How can a C compiler be written in C? [duplicate]

This question may stem from a misunderstanding of compilers on my part, but here goes...

One can find the following statement in the preface to the first edition of K&R (page xi):

The operating system, the C compiler, and essentially all UNIX applications programs (including all of the software used to prepare this book) are written in C.

(my emphasis)

Here's what I don't understand: doesn't that C compiler have to be compiled itself before it can compile any C code? And if that C compiler is written in C, wouldn't compiling it require an already existing C compiler?!

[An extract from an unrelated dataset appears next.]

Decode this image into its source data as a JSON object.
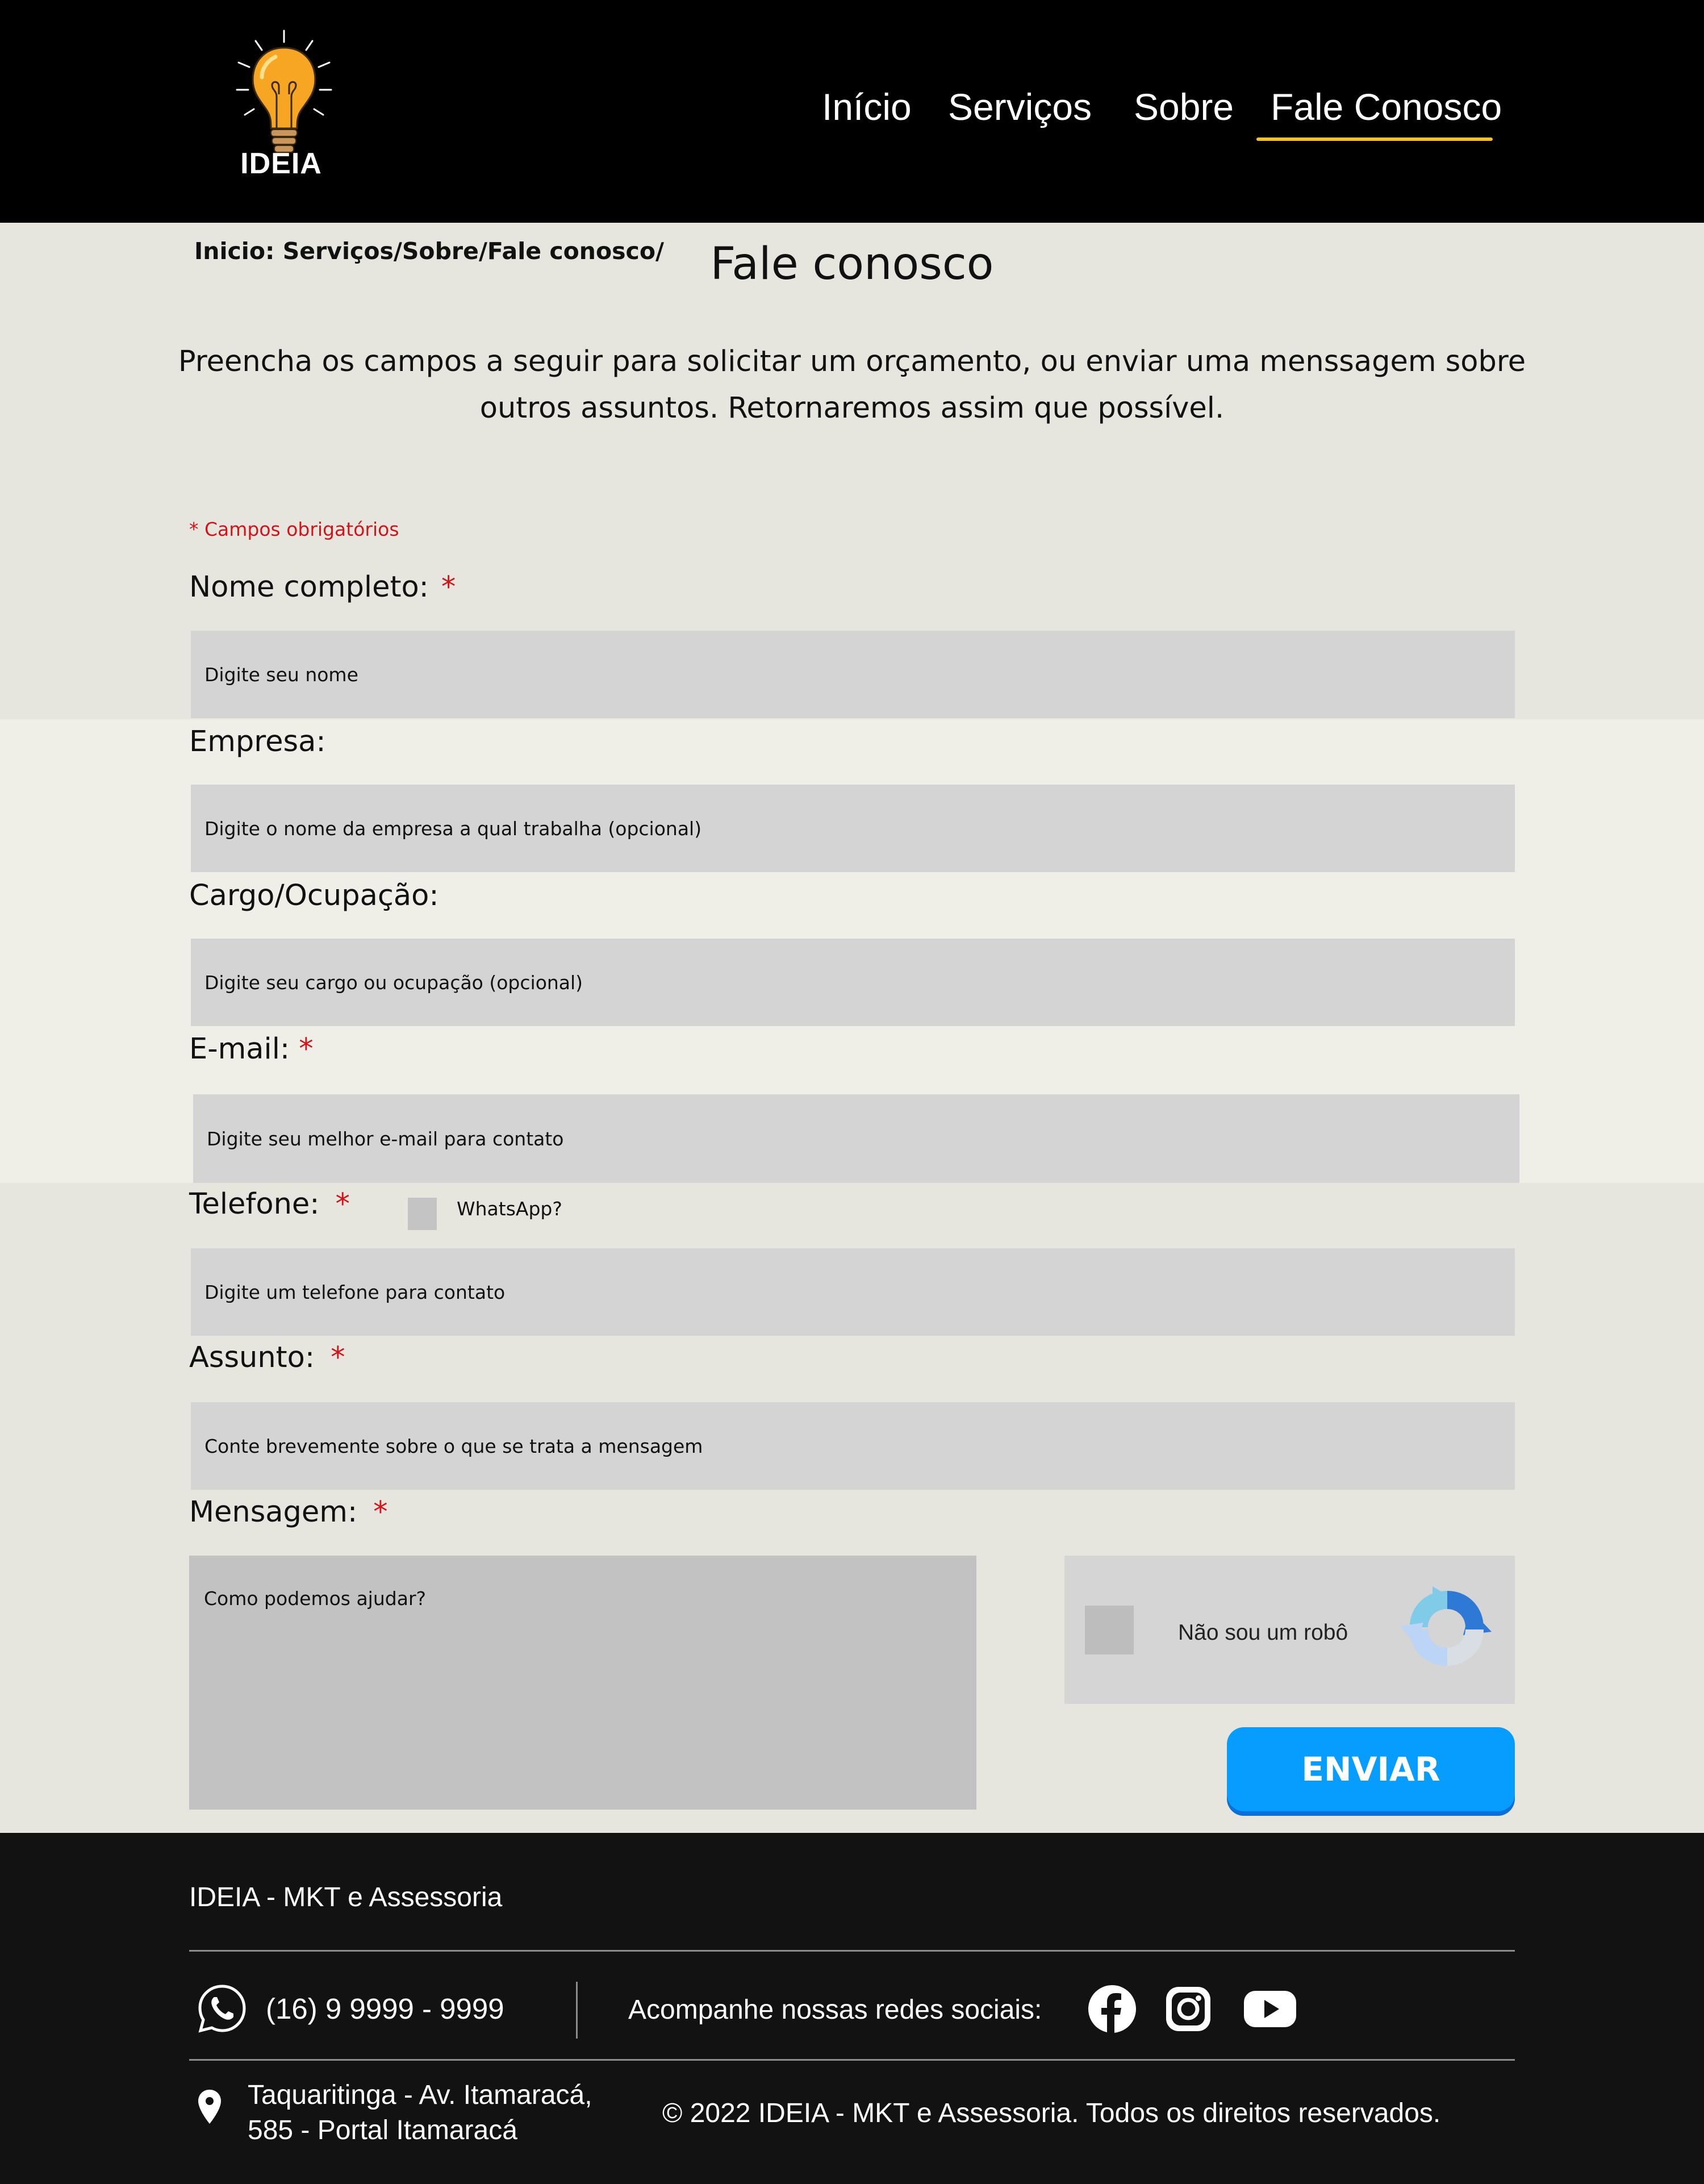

The only way out of this infinite-regression conundrum (or chicken-and-egg problem) is that the C compiler written in C that K&R are referring to was actually compiled with an already existing C compiler that was written in a language other than C. The C compiler written in C then superseded the latter.

Or am I completely off?


It's called Bootstrapping, quoting from Wikipedia:

If one needs a compiler for language X to obtain a compiler for language X (which is written in language X), how did the first compiler get written? Possible methods to solving this chicken or the egg problem include:

  1. Implementing an interpreter or compiler for language X in language Y. Niklaus Wirth reported that he wrote the first Pascal compiler in Fortran.
  2. Another interpreter or compiler for X has already been written in another language Y; this is how Scheme is often bootstrapped.
  3. Earlier versions of the compiler were written in a subset of X for which there existed some other compiler; this is how some supersets of Java, Haskell, and the initial Free Pascal compiler are bootstrapped.
  4. The compiler for X is cross compiled from another architecture where there exists a compiler for X; this is how compilers for C are usually ported to other platforms. Also this is the method used for Free Pascal after the initial bootstrap.
  5. Writing the compiler in X; then hand-compiling it from source (most likely in a non-optimized way) and running that on the code to get an optimized compiler. Donald Knuth used this for his WEB literate programming system.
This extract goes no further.